En 2005 il devient éditorialiste au Figaro où il tient encore chaque semaine une chronique au ton résolument libéral.
En parallèle, il est directeur de la rédaction du Journal des Finances de 2006 à 2008, directeur du Figaro Patrimoine de 2007 à 2009, chroniqueur sur BFM, LCI et i>Télé de 2005 à 2010.
En 2009, il fonde le site d’intelligence économique WanSquare, avec Hilaire de Laage, ingénieur, créateur de l’agence de communication IDE Edition, passionné d’infographie animée sur le web, et Dominique Leblanc, diplômé d’HEC, énarque, spécialisé en finances des marché et évaluation d’entreprises, président de la Fédération française des clubs d’investissement. Le Figaro en est le principal actionnaire. Wansquare, dont Yves de Kerdrel prend la direction de la rédaction, est un média numérique innovant et réactif, consacré aux coulisses et l’analyse de la finance et de l’économie.
En septembre 2012, il est désigné pour remplacer Guillaume Roquette devenu directeur de la rédaction du Figaro Magazine, et prend la direction du groupe Valmonde (Valeurs actuelles, Spectacle du Monde, Jours de Chasse), évinçant Ivan Rioufol ou Éric Branca, dont les noms avaient été évoqués pour le poste.
La ligne éditoriale qu’il fixe à Valeurs actuelles, offensive et insolente, rencontre un vif succès auprès des lecteurs. Les abonnés augmentent, les ventes au numéro triplent (par rapport à 2008) et le chiffre d’affaires publicitaire bondit de 17%… En quelques mois, Yves de Kerdrel et son équipe réussissent à mener l’hebdomadaire à l’équilibre après 23 ans de pertes. Un exploit dans une presse profondément en crise.
En août 2013 il affirme avoir été mis sous écoute, que le site de Valeurs Actuelles a été attaqué à plusieurs reprises et que son compte Twitter a été piraté trois fois, en accusant Manuel Valls : « Compte Twitter piraté pour la troisième fois en une semaine + écoutes téléphoniques : voilà ce qui arrive quand on critique Manuel Valls. »
Au lendemain des attentats des 7 et 9 janvier 2015, Yves de Kerdrel participe à la marche républicaine du dimanche 11 janvier et se dit sur Twitter « fier d’avoir participé à la marche républicaine contre l’islamisation aux côtés de [ses] amis du Crif ». Mais ces derniers le renverront froidement dans les cordes en précisant que le Crif avait marché « en hommage aux victimes, pour la république attaquée, contre le djihadisme, rien d’autre ».
En janvier toujours, paraît un article soulignant les contradictions d’un homme se disant patriote et conservateur à Valeurs actuelles pour flatter son public mais étant profondément pro-immigrationniste, ultralibéral et atlantiste par ailleurs.
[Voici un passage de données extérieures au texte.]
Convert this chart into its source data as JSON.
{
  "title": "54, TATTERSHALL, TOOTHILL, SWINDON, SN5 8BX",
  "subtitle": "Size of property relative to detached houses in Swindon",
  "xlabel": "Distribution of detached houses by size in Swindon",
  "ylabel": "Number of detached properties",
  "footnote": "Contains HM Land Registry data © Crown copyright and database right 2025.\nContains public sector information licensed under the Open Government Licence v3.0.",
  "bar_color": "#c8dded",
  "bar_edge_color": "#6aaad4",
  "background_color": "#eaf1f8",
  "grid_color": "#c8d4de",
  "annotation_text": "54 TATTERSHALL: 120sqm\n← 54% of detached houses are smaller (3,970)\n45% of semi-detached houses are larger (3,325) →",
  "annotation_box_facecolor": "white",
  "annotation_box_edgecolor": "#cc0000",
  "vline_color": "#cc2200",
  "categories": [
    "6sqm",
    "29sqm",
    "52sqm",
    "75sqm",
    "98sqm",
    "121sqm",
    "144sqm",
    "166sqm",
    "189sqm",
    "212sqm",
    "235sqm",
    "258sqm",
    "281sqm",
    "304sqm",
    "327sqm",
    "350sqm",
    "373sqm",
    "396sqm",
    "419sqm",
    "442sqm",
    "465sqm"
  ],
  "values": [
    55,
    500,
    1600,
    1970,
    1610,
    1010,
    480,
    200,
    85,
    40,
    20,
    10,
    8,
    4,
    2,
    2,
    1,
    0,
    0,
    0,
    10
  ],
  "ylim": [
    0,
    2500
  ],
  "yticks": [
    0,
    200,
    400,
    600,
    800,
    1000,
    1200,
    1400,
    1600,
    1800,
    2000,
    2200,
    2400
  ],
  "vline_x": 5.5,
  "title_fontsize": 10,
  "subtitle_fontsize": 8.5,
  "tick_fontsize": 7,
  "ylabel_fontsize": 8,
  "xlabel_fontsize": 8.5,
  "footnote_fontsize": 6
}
Kerdrel, qui ne croit probablement pas un mot de ce qu’il fait écrire dans Valeurs, aurait-il pour rôle de ramener les brebis égarées au sarkozysme ? C’est ce que pensent certains.
Quand @ydekerdrel se fait remballer par @Le_CRIF http://t.co/hwg2zKHqjw #medias pic.twitter.com/yzgyKwgvrq
— Ojim (@ojim_france) 16 Janvier 2015
En tant que directeur de publication de Valeurs Actuelles, il est condamné le 3 février 2015 par la 17e chambre du TGI de paris à 2000 € d’amende pour provocation à la haine raciale après la plainte de plusieurs associations – celles-ci visaient la couverture du 22 décembre 2013 à la Marianne voilée, avec le sous-titre « Naturalisés : l’invasion qu’on cache ». Néanmoins il fait appel et la Cour de Cassation casse et annule la condamnation en 2017, sans renvoi : « Même si leur formulation peut légitimement heurter les personnes de confession musulmane » [les propos visés] « ne contiennent néanmoins pas d’appel ou d’exhortation à la discrimination, à la haine ou à la violence à leur égard ».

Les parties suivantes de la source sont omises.